Jigsaw Post! Week Who Knows Now!

This weeks post we were each supposed to read 2 chapters from 10-14. I decided to read 10 & 11. Chapter 10 was about the importance of a text and how to find the importance of a text. It included who the texts are importance. Determining importance of opinion, historical fiction, non-fiction books, and how to write what is important. This didn't seem challenging until I started reading and I started thinking about my students and then myself. My students I feel would struggle with trying to find out the importance of the text, or the purpose to why we are reading a text. Then I began thinking about myself. I still question why we read certain reading and finding relevance. Sure, it is easy enough in an information piece to say "it is important to share information with us and learn from the reading" but to read a fictional story, not a historical fiction story, but just a fictional story, that seems harder to justify. The chapter talked about non-fiction, opinion pieces, which seemed easy enough for me to explain. It was the fiction pieces I struggled with. Why read Stone Fox in my third grade class? Why is that such a widely selected book to read? I understand it gives the opportunity to learn objectives and CCSS, but are there better books to use? And how do you explain that to your students? Do you blunty tell them they need to to meet state/district standards? Then what happens when you have students who say, "well why?".

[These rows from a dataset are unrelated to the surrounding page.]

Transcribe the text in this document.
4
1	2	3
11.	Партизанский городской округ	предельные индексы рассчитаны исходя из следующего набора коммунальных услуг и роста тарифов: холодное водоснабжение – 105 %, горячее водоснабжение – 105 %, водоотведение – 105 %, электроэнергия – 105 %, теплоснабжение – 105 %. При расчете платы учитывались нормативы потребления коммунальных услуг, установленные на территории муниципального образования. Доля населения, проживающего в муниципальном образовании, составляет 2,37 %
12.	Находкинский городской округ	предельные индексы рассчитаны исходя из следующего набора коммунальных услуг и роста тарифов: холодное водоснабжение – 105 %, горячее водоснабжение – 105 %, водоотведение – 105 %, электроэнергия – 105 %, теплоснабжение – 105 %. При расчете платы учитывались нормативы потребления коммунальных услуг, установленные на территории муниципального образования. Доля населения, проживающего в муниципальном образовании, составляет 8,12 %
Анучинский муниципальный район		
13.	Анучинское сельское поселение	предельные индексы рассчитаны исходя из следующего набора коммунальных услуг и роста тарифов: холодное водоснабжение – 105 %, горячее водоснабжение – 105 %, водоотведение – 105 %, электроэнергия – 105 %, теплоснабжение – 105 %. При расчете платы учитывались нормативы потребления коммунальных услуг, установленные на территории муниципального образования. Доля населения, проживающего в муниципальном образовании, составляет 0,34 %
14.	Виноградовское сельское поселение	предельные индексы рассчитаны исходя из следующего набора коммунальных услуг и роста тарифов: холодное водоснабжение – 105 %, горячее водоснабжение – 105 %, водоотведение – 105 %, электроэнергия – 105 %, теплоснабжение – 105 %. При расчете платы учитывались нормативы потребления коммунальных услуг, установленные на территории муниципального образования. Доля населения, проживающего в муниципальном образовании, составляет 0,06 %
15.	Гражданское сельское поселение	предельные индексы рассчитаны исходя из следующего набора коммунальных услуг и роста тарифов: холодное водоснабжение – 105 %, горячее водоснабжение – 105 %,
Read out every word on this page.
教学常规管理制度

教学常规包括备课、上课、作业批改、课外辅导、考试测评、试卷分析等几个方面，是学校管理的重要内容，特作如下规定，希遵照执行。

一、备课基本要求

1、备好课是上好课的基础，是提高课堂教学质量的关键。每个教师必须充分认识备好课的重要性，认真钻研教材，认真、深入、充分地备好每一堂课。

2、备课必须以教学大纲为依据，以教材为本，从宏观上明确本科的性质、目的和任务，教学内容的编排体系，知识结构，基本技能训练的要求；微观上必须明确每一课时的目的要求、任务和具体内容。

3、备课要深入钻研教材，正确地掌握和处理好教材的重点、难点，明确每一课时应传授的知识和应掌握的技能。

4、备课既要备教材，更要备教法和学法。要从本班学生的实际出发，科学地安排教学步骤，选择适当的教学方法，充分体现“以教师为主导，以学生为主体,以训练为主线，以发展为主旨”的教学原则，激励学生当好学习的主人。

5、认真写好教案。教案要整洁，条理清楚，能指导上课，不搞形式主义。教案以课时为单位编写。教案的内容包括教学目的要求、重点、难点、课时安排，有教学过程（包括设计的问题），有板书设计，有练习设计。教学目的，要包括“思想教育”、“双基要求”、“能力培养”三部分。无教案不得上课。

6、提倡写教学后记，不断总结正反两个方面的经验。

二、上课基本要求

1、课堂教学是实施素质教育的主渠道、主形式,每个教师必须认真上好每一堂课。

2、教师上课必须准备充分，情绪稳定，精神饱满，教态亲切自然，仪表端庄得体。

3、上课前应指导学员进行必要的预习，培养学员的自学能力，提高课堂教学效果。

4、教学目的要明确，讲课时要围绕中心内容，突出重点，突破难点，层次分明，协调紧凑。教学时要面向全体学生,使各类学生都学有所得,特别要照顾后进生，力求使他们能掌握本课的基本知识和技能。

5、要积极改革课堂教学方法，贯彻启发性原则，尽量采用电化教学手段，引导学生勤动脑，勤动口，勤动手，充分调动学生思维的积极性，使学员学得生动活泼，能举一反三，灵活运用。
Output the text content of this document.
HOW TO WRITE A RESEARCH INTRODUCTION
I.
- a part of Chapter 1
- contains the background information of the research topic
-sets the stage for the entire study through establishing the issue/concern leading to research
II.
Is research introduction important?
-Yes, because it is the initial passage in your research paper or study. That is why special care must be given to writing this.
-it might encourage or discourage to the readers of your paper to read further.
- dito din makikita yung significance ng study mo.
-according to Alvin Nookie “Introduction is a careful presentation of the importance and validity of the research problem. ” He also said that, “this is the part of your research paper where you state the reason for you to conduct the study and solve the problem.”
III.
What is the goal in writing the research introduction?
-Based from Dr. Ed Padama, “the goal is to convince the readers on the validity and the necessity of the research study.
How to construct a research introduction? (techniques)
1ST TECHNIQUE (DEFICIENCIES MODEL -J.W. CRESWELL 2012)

Chapter 11 was about summarizing and synthesizing information. It is about summarizing and retelling, which I feel we have focused on quite a bit in my classroom. But is also about students knowledge and being able to revise their thinking. I think what the most challenging part of the chapter that I had to reflect on was being able to take what was most important in a text and being able to apply that in writing and be able to pull out the most important information given. Those way can be done through questions, inferencing, and projects that students can use to teach others in the classroom. I am sure for this blog post at least, most of us know that the last two ideas may be a little harder for our kids. We can teach kids what the summaries are and what the important details we need to include. That can easily be mastered. Using it as a cause and effect, "this is important because it caused this to happen later" may be more challenging but can be taught/learned as well. But converting that into writing, having students asking questions. reading between the lines, and independently doing projects may be a lot harder for other students to do, especially if parent help is not given at home. I think the hardest part is transferring the information into writing. Making sure to include information that is factual but incorporating their own feelings into the writing. With my kids, I have noticed that they either include one or the other, but drawing answers from the reading when not in a multiple choice answer is incredibly hard for the students. Does anyone else see that? If not, how is it taught in your class after learning to summarize, how to get those important thoughts on paper?